Tom Glynn-Carney is suitably angst-ridden as the younger Tom, the sense of his claustrophobia is palpable as is the love he feels for his sister. Lizzie Annis makes a stunning professional stage debut, perfectly capturing the total anxiety felt by the character, and the scenes between Annis and Victor Alli, as the Gentleman Caller Jim O’Connor, are the most impressive of the night.
If anyone saw John Tiffany’s beautifully magical production of the play in the very same theatre in 2017, they’ll be disappointed to find Herrin’s production seems to have done its upmost to be different. The rather odd staging looks as if the entire rehearsal room has been lifted directly on to the Duke of York’s stage, a mess of clutter on the periphery with a black box on which the actors perform.
The only piece of ‘scenery’ that gives any indication that you’re watching The Glass Menagerie, is the cabinet housing Laura’s collection of figurines. The cabinet feels disproportionately large, overbearing and threatens to become the star of the show itself. Above the stage a large screen displays film noir type projections, if you’re lucky you might just make out a fire escape (when the characters are supposed to be on a fire escape) otherwise it appears to serve no useful purpose.

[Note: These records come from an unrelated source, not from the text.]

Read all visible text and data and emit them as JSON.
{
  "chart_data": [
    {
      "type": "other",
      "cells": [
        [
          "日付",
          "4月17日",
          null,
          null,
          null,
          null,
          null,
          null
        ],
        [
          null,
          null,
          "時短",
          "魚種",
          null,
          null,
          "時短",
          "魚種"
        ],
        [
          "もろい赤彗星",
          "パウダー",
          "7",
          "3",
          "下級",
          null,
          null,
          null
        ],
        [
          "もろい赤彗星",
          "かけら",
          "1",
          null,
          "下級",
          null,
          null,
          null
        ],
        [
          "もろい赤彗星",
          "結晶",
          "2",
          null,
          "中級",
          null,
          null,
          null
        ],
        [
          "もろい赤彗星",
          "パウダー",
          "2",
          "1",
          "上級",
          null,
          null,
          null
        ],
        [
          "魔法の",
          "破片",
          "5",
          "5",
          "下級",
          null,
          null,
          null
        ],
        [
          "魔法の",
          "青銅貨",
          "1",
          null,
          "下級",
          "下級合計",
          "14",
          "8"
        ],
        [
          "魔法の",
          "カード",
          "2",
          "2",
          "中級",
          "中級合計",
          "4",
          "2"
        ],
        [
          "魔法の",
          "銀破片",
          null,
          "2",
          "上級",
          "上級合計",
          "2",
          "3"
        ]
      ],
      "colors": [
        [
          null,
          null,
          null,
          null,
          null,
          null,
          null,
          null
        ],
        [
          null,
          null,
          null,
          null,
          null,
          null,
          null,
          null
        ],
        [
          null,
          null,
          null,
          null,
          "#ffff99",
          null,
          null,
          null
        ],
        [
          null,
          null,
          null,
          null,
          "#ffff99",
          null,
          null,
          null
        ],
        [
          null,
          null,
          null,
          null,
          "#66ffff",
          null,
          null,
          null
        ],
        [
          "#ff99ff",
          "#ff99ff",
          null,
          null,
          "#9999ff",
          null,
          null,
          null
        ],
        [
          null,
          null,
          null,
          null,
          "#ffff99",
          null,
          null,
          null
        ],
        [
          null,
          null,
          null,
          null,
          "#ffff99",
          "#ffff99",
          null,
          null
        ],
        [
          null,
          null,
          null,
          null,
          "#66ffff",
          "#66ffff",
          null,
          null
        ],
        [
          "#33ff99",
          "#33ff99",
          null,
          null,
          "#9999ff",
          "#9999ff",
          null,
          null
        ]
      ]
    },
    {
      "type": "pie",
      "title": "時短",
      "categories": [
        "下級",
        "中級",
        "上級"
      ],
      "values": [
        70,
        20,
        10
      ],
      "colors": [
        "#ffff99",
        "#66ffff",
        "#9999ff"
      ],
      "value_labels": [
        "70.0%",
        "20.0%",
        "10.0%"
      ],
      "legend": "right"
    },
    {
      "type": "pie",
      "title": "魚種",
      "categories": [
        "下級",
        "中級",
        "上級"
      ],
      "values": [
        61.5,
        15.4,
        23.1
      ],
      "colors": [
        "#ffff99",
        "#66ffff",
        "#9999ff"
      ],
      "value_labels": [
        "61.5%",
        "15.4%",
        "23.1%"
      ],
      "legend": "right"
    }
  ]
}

‘Memory takes a lot of poetic license’ said Tennesee Williams, but that seems to have led to some pretty odd staging decisions; it’s set over two time periods, but it never seems to establish what those are, music and costumes never seem to fit, so when Amanda appears in the gown she wore as a teenager it doesn’t have the effect it’s supposed to have.
All in all, the impressive cast outshine this bland revival. Where previous productions of The Glass Menagerie have created a sense of magic and wonderment, this one seems to be relying on its star casting, and perhaps that’s the answer to where it has, in part, gone wrong.